Forced Diuresis and Manipulation of Urinary pH

Forced diuresis by volume expansion with isotonic sodium-containing solutions, such as 0.9% NaCl or lactated Ringer solution, may increase renal clearance of some molecules. The effect is potentially more important in patients who have had contraction of the extracellular fluid volume as a result of sodium loss. After the extracellular fluid volume is restored, continued infusion of saline increases urine volume proportionally more than the glomerular filtration rate (GFR), which may increase excretion of some small molecules such as urea, but which has marginal efficacy in the case of most poisonings where urine flow is not a significant determinant of excretion. The significant risk of this therapy is extracellular fluid volume overload, manifested by pulmonary and cerebral edema. Administration of diuretics such as furosemide along with saline may diminish the risk of extracellular fluid volume overload, but complicate the therapy, confuse the assessment of extracellular fluid volume, and increase the risk of metabolic alkalosis and hypokalemia. The unproven efficacy of forced diuresis in the management of any overdose has led most experts to abandon its use.

Many xenobiotics are weak acids or bases that are ionized in aqueous solution to an extent that depends on the pKa of the compound and the pH of the solution. Knowing these variables, the Henderson-Hasselbalch equation can be used to determine the relative proportions of the acids, bases, and buffer pairs. Cell membranes are relatively impermeable to ionized, or polar molecules (such as an unprotonated salicylate anion), whereas nonionized, nonpolar forms (such as the protonated, noncharged salicylic acid) can cross more easily. As xenobiotics pass through the kidney, they may be filtered, secreted, and reabsorbed. If the urinary pH is manipulated to favor the formation of the ionized form in the tubular lumen, the drug is trapped in the tubular fluid and not passively reabsorbed into the bloodstream (“ion trapping”). Hence the rate and extent of its elimination can be increased. To make manipulation of urinary pH worthwhile, the renal excretion of the compound must be a major route of elimination.

Acidification of the urine by systemic administration of HCl or NH4Cl to enhance elimination of weak bases, such as phencyclidine or amphetamines, is not useful and is potentially dangerous. The technique has been abandoned because it does not significantly enhance removal of xenobiotics and is complicated by systemic metabolic acidosis.

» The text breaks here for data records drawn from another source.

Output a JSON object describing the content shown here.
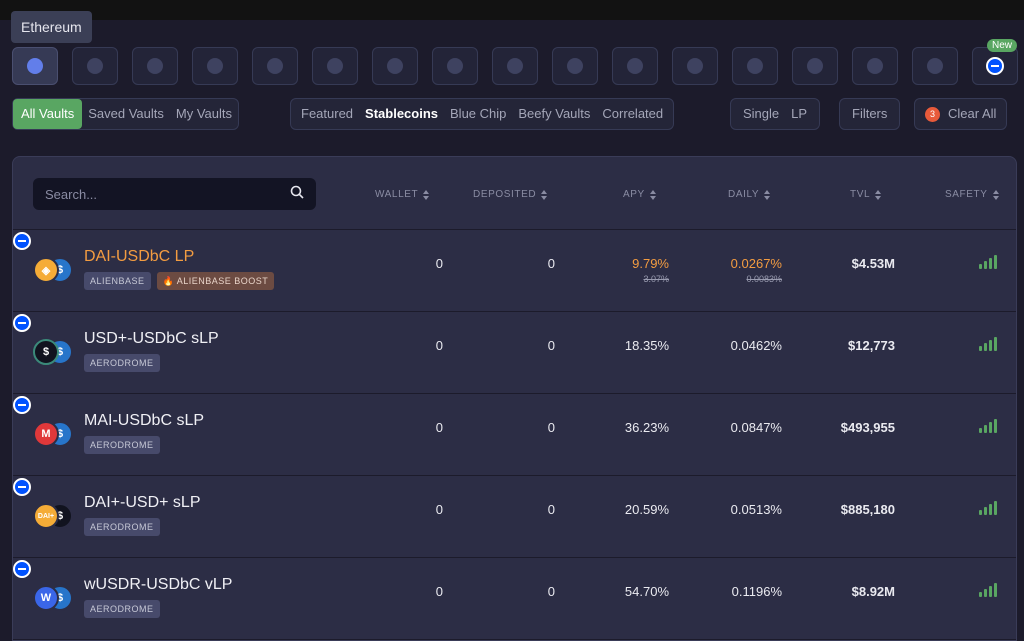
{
  "tooltip": "Ethereum",
  "chains": [
    {
      "icon": "ethereum-icon",
      "active": true
    },
    {
      "icon": "chain-icon-2"
    },
    {
      "icon": "chain-icon-3"
    },
    {
      "icon": "chain-icon-4"
    },
    {
      "icon": "chain-icon-5"
    },
    {
      "icon": "chain-icon-6"
    },
    {
      "icon": "chain-icon-7"
    },
    {
      "icon": "chain-icon-8"
    },
    {
      "icon": "chain-icon-9"
    },
    {
      "icon": "chain-icon-10"
    },
    {
      "icon": "chain-icon-11"
    },
    {
      "icon": "chain-icon-12"
    },
    {
      "icon": "chain-icon-13"
    },
    {
      "icon": "chain-icon-14"
    },
    {
      "icon": "chain-icon-15"
    },
    {
      "icon": "chain-icon-16"
    },
    {
      "icon": "base-icon",
      "badge": "New"
    }
  ],
  "vault_tabs": [
    "All Vaults",
    "Saved Vaults",
    "My Vaults"
  ],
  "categories": [
    "Featured",
    "Stablecoins",
    "Blue Chip",
    "Beefy Vaults",
    "Correlated"
  ],
  "types": [
    "Single",
    "LP"
  ],
  "filters_label": "Filters",
  "clear": {
    "count": "3",
    "label": "Clear All"
  },
  "search": {
    "placeholder": "Search..."
  },
  "columns": {
    "wallet": "WALLET",
    "deposited": "DEPOSITED",
    "apy": "APY",
    "daily": "DAILY",
    "tvl": "TVL",
    "safety": "SAFETY"
  },
  "colors": {
    "accent_green": "#59a662",
    "accent_orange": "#f39c41",
    "base_blue": "#0052ff"
  },
  "vaults": [
    {
      "name": "DAI-USDbC LP",
      "tags": [
        "ALIENBASE",
        "🔥 ALIENBASE BOOST"
      ],
      "wallet": "0",
      "deposited": "0",
      "apy": "9.79%",
      "apy_old": "3.07%",
      "daily": "0.0267%",
      "daily_old": "0.0083%",
      "tvl": "$4.53M",
      "highlight": true,
      "token_a": "DAI"
    },
    {
      "name": "USD+-USDbC sLP",
      "tags": [
        "AERODROME"
      ],
      "wallet": "0",
      "deposited": "0",
      "apy": "18.35%",
      "daily": "0.0462%",
      "tvl": "$12,773",
      "token_a": "USD+"
    },
    {
      "name": "MAI-USDbC sLP",
      "tags": [
        "AERODROME"
      ],
      "wallet": "0",
      "deposited": "0",
      "apy": "36.23%",
      "daily": "0.0847%",
      "tvl": "$493,955",
      "token_a": "MAI"
    },
    {
      "name": "DAI+-USD+ sLP",
      "tags": [
        "AERODROME"
      ],
      "wallet": "0",
      "deposited": "0",
      "apy": "20.59%",
      "daily": "0.0513%",
      "tvl": "$885,180",
      "token_a": "DAI+"
    },
    {
      "name": "wUSDR-USDbC vLP",
      "tags": [
        "AERODROME"
      ],
      "wallet": "0",
      "deposited": "0",
      "apy": "54.70%",
      "daily": "0.1196%",
      "tvl": "$8.92M",
      "token_a": "wUSDR"
    }
  ]
}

Alkalinization of the urine to enhance elimination of weak acids has a limited role for xenobiotics such as salicylates, phenobarbital, chlorpropamide, formate, diflunisal, fluoride, methotrexate, and the herbicide 2,4-dichlorophen-oxyacetic acid (2,4-D). These weak acids are ionized at alkaline urine pH and tubular reabsorption is thereby greatly reduced. Alkalinization is achieved by the intravenous administration of sodium bicarbonate, 1-2 mEq/kg body weight every three to four hours. The goal is to increase urinary pH to 7-8.

The risk of extracellular fluid volume overload with sodium bicarbonate administration is the same as with the administration of 0.9% NaCl. Hypernatremia after administration of hypertonic sodium bicarbonate may also ensue. Bicarbonaturia is also associated with urinary potassium losses, so serum potassium concentration should be monitored frequently and KCl given liberally as long as the GFR is not impaired. A further complication of alkalemia is a decrease of ionized calcium, which becomes bound by albumin as protons are titrated off serum proteins; if this occurs, tetany may occur. Increasing urine pH by decreasing proximal tubular bicarbonate reabsorption via administration of carbonic anhydrase inhibitors such as acetazolamide is not recommended.